Undiagnosed Type 2 Diabetes is often blamed on the combined effects of low health literacy, limited early symptoms, and a lack of access to care. However, an underappreciated factor specifically contributing to undiagnosed diabetes and health disparities among people of African descent is that traditional screening tests, such as fasting plasma glucose and hemoglobin A1c (A1C), have lower sensitivity as early markers of hyperglycemia, a hallmark sign of diabetes, than in the general population.


IRP researchers led by Anne Sumner, M.D., and David Sacks, M.D., demonstrated that the detection of hyperglycemia is markedly increased in African-descent populations by combining A1C, which is a non-fasting marker of glucose levels over time, with a novel non-fasting marker of glycemia: glycated albumin.

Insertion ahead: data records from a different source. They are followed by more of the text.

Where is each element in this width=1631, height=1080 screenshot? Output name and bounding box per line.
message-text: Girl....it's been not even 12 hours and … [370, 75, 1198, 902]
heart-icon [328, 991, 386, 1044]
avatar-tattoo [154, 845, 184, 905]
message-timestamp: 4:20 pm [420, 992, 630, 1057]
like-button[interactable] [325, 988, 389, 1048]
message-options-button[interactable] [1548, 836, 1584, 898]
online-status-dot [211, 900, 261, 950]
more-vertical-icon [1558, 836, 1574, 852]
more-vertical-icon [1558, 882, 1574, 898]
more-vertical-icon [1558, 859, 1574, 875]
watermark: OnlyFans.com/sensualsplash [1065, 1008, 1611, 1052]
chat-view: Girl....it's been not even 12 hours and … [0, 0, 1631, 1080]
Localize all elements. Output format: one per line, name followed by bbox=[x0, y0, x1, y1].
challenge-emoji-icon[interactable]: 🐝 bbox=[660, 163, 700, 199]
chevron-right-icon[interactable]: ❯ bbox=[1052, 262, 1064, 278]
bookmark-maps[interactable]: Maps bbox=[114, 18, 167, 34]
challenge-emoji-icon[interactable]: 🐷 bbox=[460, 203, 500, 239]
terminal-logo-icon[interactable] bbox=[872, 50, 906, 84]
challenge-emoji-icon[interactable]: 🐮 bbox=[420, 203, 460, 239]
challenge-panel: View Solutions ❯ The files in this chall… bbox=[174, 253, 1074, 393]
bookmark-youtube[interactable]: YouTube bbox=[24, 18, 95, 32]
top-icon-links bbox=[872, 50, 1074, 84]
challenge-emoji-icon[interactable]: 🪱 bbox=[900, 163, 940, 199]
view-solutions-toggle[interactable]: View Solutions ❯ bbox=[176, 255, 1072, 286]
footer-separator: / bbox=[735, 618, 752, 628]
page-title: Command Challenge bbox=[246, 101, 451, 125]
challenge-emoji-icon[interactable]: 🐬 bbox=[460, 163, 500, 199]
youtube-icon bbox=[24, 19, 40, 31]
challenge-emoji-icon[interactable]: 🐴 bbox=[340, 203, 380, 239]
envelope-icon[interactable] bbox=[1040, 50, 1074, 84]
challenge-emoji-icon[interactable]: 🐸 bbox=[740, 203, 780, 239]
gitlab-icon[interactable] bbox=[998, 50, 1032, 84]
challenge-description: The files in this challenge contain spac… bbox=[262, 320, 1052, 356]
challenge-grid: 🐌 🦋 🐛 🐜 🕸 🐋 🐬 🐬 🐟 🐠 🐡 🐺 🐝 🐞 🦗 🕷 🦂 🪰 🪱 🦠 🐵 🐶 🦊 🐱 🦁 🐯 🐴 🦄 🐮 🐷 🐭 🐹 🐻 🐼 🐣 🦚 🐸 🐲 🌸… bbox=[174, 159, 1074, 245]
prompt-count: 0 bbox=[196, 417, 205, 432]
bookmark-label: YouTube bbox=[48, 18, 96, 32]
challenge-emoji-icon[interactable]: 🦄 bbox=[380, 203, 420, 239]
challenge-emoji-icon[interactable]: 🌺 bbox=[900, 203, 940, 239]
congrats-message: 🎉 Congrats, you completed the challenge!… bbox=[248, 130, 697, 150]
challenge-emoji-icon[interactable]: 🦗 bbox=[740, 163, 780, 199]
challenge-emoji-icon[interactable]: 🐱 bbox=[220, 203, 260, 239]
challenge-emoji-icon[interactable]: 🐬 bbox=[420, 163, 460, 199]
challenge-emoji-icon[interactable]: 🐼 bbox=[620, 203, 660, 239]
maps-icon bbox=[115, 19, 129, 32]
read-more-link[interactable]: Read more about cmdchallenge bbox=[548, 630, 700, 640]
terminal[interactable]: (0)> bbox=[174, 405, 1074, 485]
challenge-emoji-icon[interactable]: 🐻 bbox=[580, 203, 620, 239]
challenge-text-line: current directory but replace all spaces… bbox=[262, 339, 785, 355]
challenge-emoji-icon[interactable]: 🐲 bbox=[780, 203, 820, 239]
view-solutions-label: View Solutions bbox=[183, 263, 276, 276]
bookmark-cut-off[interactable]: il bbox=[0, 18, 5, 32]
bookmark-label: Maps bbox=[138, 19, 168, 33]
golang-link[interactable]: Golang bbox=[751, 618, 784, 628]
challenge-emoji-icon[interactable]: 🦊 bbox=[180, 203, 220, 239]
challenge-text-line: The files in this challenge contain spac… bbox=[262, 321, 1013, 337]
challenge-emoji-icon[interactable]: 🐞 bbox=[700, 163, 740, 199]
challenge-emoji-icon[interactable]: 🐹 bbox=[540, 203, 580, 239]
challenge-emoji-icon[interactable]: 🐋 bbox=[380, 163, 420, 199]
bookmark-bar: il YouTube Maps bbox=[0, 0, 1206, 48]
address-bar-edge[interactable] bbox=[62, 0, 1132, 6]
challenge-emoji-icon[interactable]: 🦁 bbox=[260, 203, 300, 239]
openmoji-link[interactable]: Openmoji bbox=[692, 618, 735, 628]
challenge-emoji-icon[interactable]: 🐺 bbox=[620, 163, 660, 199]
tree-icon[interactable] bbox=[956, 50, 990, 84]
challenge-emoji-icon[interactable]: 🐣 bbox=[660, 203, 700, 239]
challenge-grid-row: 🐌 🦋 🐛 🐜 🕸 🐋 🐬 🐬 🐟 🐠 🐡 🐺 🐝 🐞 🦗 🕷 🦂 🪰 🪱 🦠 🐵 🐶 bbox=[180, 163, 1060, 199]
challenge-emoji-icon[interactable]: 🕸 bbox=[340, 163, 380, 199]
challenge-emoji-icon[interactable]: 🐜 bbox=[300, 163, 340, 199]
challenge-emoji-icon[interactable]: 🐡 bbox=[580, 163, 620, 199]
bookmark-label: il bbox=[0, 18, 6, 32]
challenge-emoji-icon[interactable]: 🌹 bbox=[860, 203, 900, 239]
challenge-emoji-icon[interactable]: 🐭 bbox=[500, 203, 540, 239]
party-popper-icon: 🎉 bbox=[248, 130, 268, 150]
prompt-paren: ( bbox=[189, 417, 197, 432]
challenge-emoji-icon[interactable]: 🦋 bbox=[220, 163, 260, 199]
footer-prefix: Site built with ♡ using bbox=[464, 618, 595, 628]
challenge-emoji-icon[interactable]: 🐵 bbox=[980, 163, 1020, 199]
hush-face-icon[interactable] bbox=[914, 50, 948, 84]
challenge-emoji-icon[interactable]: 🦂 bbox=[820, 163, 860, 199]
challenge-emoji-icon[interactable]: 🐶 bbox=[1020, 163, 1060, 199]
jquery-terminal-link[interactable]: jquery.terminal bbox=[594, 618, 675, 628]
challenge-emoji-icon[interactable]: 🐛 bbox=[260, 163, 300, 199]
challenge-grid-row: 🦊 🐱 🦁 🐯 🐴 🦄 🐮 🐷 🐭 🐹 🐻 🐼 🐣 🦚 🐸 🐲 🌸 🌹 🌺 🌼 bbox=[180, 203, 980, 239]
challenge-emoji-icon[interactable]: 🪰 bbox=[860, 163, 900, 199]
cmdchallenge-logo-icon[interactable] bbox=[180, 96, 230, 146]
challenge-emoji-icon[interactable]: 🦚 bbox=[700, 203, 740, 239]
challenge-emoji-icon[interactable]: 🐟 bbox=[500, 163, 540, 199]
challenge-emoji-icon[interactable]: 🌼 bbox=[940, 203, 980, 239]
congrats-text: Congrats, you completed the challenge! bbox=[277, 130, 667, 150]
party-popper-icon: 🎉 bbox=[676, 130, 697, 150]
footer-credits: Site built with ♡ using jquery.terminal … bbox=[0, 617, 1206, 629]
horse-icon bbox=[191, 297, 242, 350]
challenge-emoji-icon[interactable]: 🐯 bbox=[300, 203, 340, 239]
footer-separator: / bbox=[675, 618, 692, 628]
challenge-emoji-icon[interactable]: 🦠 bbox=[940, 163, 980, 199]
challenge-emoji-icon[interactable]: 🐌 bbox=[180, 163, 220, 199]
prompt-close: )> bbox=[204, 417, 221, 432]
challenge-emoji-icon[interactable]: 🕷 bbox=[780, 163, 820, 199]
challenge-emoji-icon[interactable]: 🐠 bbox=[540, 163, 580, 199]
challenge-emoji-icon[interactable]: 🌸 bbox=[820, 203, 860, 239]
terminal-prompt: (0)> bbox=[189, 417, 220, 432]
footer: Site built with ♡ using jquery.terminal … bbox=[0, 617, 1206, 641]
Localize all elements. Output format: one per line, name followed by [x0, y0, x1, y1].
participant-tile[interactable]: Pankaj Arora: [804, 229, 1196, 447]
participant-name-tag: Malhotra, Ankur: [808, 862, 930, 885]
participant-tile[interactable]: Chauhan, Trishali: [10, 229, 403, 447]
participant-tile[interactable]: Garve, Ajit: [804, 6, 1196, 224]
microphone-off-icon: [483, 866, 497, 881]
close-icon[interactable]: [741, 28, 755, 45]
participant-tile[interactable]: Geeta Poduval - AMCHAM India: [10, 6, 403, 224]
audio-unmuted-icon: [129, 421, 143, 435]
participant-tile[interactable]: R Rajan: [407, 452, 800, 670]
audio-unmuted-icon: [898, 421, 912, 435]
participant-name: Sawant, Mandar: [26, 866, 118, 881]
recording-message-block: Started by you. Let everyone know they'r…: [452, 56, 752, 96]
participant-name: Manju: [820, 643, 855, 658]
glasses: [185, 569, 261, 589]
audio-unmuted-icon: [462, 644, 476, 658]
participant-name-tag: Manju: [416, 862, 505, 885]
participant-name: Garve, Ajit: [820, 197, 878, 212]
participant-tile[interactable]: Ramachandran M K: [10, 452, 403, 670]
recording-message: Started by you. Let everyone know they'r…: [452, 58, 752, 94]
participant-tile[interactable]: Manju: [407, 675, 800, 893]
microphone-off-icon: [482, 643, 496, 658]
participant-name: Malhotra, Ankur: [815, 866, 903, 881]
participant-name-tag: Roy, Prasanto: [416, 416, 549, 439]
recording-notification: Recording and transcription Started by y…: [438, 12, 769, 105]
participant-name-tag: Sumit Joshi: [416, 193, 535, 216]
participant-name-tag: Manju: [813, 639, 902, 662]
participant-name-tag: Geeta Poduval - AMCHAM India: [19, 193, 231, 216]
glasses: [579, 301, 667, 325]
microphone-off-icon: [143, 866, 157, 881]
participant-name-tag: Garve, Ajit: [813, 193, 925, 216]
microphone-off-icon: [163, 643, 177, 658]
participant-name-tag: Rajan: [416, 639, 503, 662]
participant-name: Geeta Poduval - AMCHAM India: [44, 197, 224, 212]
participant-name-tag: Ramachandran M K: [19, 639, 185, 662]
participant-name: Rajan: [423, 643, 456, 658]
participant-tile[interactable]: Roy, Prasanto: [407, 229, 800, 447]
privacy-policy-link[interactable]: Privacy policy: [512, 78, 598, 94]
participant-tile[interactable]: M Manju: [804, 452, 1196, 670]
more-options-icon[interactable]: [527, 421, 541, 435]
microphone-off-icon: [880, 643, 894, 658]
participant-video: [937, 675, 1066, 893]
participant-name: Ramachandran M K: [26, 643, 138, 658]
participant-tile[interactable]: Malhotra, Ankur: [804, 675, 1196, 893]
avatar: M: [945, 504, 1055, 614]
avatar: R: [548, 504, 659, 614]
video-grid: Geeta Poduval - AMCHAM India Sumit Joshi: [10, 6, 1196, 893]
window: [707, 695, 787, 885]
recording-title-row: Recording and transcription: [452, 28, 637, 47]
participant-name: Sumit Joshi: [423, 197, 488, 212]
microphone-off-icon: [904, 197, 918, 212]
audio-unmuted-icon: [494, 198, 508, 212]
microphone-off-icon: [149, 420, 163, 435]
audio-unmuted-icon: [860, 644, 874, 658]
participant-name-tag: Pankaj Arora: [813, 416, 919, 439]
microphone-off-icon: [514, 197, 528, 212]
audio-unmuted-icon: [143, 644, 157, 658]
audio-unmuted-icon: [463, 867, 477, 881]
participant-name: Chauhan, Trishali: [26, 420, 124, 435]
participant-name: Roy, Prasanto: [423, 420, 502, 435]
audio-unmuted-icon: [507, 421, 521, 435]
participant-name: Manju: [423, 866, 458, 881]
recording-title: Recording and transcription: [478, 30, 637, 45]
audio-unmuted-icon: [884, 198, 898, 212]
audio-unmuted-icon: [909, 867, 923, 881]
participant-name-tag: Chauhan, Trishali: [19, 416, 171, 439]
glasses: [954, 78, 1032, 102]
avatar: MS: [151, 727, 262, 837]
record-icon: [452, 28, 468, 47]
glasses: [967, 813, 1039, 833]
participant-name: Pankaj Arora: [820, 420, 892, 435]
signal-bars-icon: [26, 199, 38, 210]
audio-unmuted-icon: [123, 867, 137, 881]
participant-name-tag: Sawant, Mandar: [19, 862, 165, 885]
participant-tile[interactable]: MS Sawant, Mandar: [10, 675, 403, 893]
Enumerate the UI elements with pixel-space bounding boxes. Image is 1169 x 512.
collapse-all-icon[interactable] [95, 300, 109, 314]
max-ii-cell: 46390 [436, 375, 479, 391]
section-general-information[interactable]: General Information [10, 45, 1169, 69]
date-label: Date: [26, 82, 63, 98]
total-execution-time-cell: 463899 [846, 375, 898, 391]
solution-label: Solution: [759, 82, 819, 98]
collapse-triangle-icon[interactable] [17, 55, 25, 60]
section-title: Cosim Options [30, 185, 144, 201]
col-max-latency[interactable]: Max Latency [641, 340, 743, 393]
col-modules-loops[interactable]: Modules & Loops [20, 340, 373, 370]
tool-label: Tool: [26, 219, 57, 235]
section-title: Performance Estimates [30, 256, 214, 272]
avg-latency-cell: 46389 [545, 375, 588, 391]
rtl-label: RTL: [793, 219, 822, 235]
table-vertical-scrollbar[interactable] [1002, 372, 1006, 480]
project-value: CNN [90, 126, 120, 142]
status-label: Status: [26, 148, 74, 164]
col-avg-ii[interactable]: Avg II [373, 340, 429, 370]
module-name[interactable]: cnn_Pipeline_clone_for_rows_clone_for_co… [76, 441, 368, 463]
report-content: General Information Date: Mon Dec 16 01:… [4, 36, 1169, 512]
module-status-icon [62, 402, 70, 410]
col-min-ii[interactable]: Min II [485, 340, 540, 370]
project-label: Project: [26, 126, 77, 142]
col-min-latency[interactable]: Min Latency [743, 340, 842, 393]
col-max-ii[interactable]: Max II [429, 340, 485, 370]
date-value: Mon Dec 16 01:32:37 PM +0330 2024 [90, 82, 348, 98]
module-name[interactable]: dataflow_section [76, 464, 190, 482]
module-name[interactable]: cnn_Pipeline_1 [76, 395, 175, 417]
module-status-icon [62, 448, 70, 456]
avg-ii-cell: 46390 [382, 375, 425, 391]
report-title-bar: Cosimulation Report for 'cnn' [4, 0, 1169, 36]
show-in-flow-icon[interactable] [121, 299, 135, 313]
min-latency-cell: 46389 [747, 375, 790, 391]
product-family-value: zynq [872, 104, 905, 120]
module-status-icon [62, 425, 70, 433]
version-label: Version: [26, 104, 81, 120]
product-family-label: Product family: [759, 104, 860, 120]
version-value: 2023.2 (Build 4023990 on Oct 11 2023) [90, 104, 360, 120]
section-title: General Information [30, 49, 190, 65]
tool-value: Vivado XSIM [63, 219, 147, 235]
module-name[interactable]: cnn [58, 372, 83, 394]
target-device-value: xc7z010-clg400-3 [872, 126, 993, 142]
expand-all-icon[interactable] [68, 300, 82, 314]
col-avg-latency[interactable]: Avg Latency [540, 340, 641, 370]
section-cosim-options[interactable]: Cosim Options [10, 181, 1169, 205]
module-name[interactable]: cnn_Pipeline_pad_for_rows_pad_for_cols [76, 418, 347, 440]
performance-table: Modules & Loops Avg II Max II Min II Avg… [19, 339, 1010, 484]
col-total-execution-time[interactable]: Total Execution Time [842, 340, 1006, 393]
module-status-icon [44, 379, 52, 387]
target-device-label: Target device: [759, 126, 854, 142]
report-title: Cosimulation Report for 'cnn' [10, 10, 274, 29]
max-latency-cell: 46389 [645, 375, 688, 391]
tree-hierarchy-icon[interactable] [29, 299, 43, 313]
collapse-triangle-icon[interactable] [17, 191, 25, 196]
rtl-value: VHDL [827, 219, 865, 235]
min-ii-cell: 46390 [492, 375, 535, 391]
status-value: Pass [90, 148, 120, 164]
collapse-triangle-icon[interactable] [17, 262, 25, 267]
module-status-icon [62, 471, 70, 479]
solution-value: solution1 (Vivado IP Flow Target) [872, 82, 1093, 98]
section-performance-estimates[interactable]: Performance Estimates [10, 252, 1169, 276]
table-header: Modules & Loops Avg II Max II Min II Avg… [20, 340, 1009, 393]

Earlier detection of hyperglycemia would likely reduced the prevalence of undiagnosed diabetes and improve the accuracy of statistics, leading to wiser public resource allocation and better health outcomes. The IRP team’s research justifies consideration for worldwide evaluation of glycated albumin as a diagnostic test for diabetes.


Sumner AE, Duong MT, Bingham BA, Aldana PC, Ricks M, Mabundo LS, Tulloch-Reid MK, Chung ST, Sacks DB. (2016). Glycated albumin identifies prediabetes not detected by HbA1c: the Africans in America study. Clin Chem. 62(11):1524-1532.